Für den Franzosen wird es in der kommenden Spielzeit auch nicht mehr nur darum gehen, individuell und fußballerisch zu glänzen, sondern zunehmend in eine Führungsrolle reinzuwachsen. Mit Alaba, Boateng und Martínez sind schließlich drei erfahre Akteure von Bord gegangen, wodurch sich in der Hierarchie Änderungen ergeben müssen.

"Ich glaube, ich bin einer von fünf oder sechs Spielern, die am längsten im Verein sind. Es ist eine neue Rolle für mich und ich werde versuchen, so vielen Spielern wie möglich zu helfen. Insbesondere den französischen Spielern, weil Ich auch Franzose bin. Ich denke, jeder muss der Mannschaft helfen, aber die Leute, die schon lange hier sind, können den neuen Spielern mehr helfen," ist er sich seiner Verantwortung bewusst.

Coman warnt vor Gladbach: "War immer schwierig gegen sie zu spielen"

Auf Coman wird es aus Münchner Sicht bereits beim Bundesliga-Auftakt in Gladbach und im Supercup gegen Dortmund enorm ankommen, da insbesondere Gnabry und Sané nach der verpatzten EM nicht gerade vor Selbstvertrauen strotzen dürften.

Gegen Gladbach benötigt Bayern die Dribblings und Vorlagen von Coman, um die ziemlich miese Münchner Bilanz in Gladbach (15 Siege, 19 Unentschieden, 22 Niederlagen) aufzubessern.

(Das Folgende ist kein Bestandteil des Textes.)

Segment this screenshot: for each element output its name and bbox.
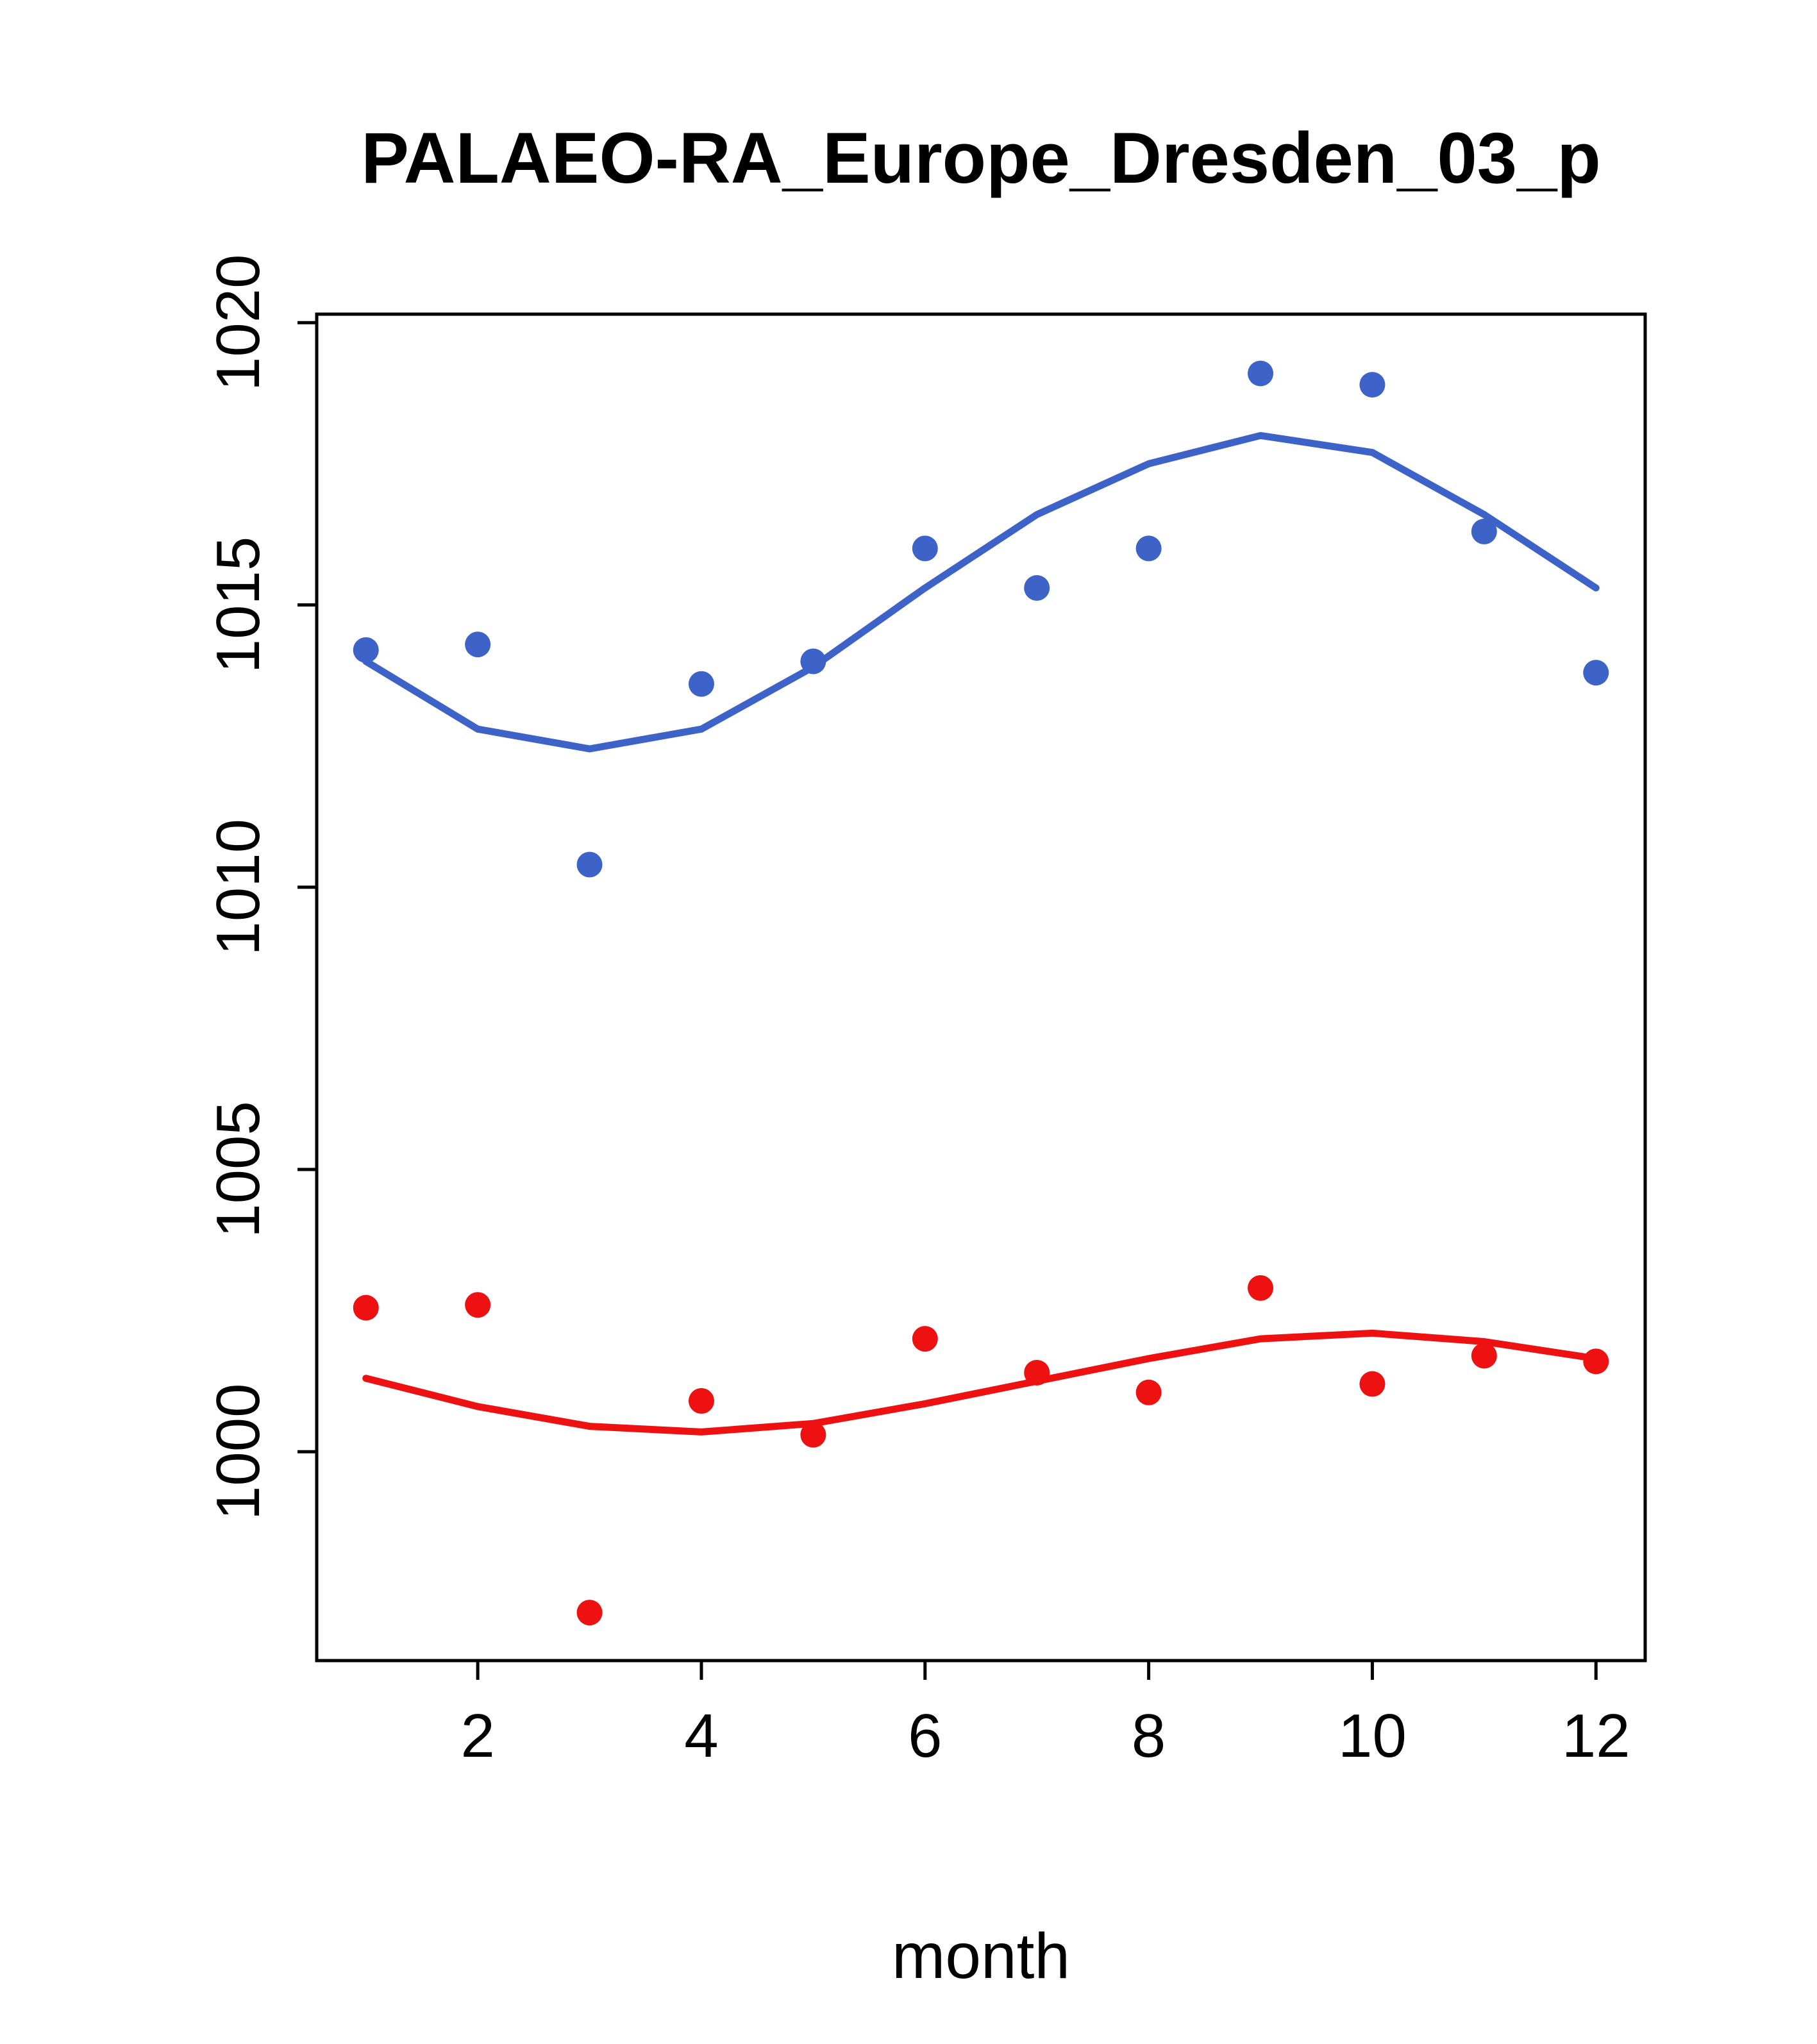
y-tick-label: 1000 bbox=[204, 1383, 272, 1520]
blue-observations-point bbox=[1248, 360, 1274, 387]
x-tick-label: 2 bbox=[460, 1702, 494, 1770]
blue-observations-point bbox=[1024, 575, 1050, 601]
red-observations-point bbox=[1135, 1379, 1162, 1405]
x-tick-label: 12 bbox=[1562, 1702, 1630, 1770]
blue-observations-point bbox=[465, 632, 491, 658]
y-tick-label: 1010 bbox=[204, 819, 272, 956]
red-observations-point bbox=[576, 1600, 603, 1626]
blue-observations-point bbox=[1359, 372, 1386, 398]
y-tick-label: 1015 bbox=[204, 537, 272, 674]
red-observations-point bbox=[465, 1292, 491, 1318]
red-observations-point bbox=[1248, 1275, 1274, 1301]
red-observations-point bbox=[1583, 1348, 1609, 1375]
blue-observations-point bbox=[912, 535, 938, 562]
red-observations-point bbox=[353, 1294, 379, 1321]
blue-observations-point bbox=[688, 671, 714, 697]
y-tick-label: 1005 bbox=[204, 1101, 272, 1238]
red-observations-point bbox=[1359, 1371, 1386, 1397]
plot-box bbox=[315, 312, 1647, 1663]
red-observations-point bbox=[1471, 1343, 1497, 1369]
red-observations-point bbox=[912, 1326, 938, 1352]
x-tick-label: 8 bbox=[1132, 1702, 1166, 1770]
plot-area: 2 4 6 8 10 12 1000 1005 1010 1015 1020 bbox=[204, 254, 1647, 1770]
blue-observations-point bbox=[1471, 518, 1497, 544]
blue-observations-point bbox=[1583, 660, 1609, 686]
x-tick-label: 4 bbox=[684, 1702, 718, 1770]
red-observations-point bbox=[688, 1387, 714, 1414]
red-smooth-fit-line bbox=[362, 1329, 1600, 1436]
x-tick-label: 6 bbox=[908, 1702, 942, 1770]
y-tick-label: 1020 bbox=[204, 254, 272, 391]
blue-observations-point bbox=[800, 648, 826, 674]
blue-observations-point bbox=[1135, 535, 1162, 562]
blue-smooth-fit-line bbox=[362, 431, 1600, 753]
red-observations-point bbox=[1024, 1359, 1050, 1386]
red-observations-point bbox=[800, 1421, 826, 1448]
x-tick-label: 10 bbox=[1338, 1702, 1407, 1770]
x-axis-title: month bbox=[892, 1920, 1070, 1992]
blue-observations-point bbox=[576, 851, 603, 878]
chart-title: PALAEO-RA_Europe_Dresden_03_p bbox=[361, 118, 1601, 198]
blue-observations-point bbox=[353, 637, 379, 663]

"Sie sind eine gute Mannschaft. Seit ich beim FC Bayern bin, war es immer schwierig, dort zu spielen. Meistens haben wir keine guten Ergebnisse gegen sie geholt, aber jede Saison ist anders. Wir werden von Anfang an viel Druck machen und viel Intensität ins Spiel bringen müssen Ich bin zuversichtlich, dass wir das schaffen und dieses Spiel gewinnen können", zeigte sich der 25-Jährige selbstbewusst.

Coman zeigt sich selbstbewusst: "Sind immer noch vorne"

Auf die gesamte Spielzeit betrachtet, sieht Coman in Dortmund und Leipzig die stärksten Konkurrenten. Diese seien aber nicht auf Augenhöhe mit den Bayern, sondern dahinter einzuordnen. "Wir sind immer noch vorne, deshalb habe ich gesagt, dass sie Zweiter und Dritter sind. Wir sind Erster," so Coman zur Rangordnung in Deutschland.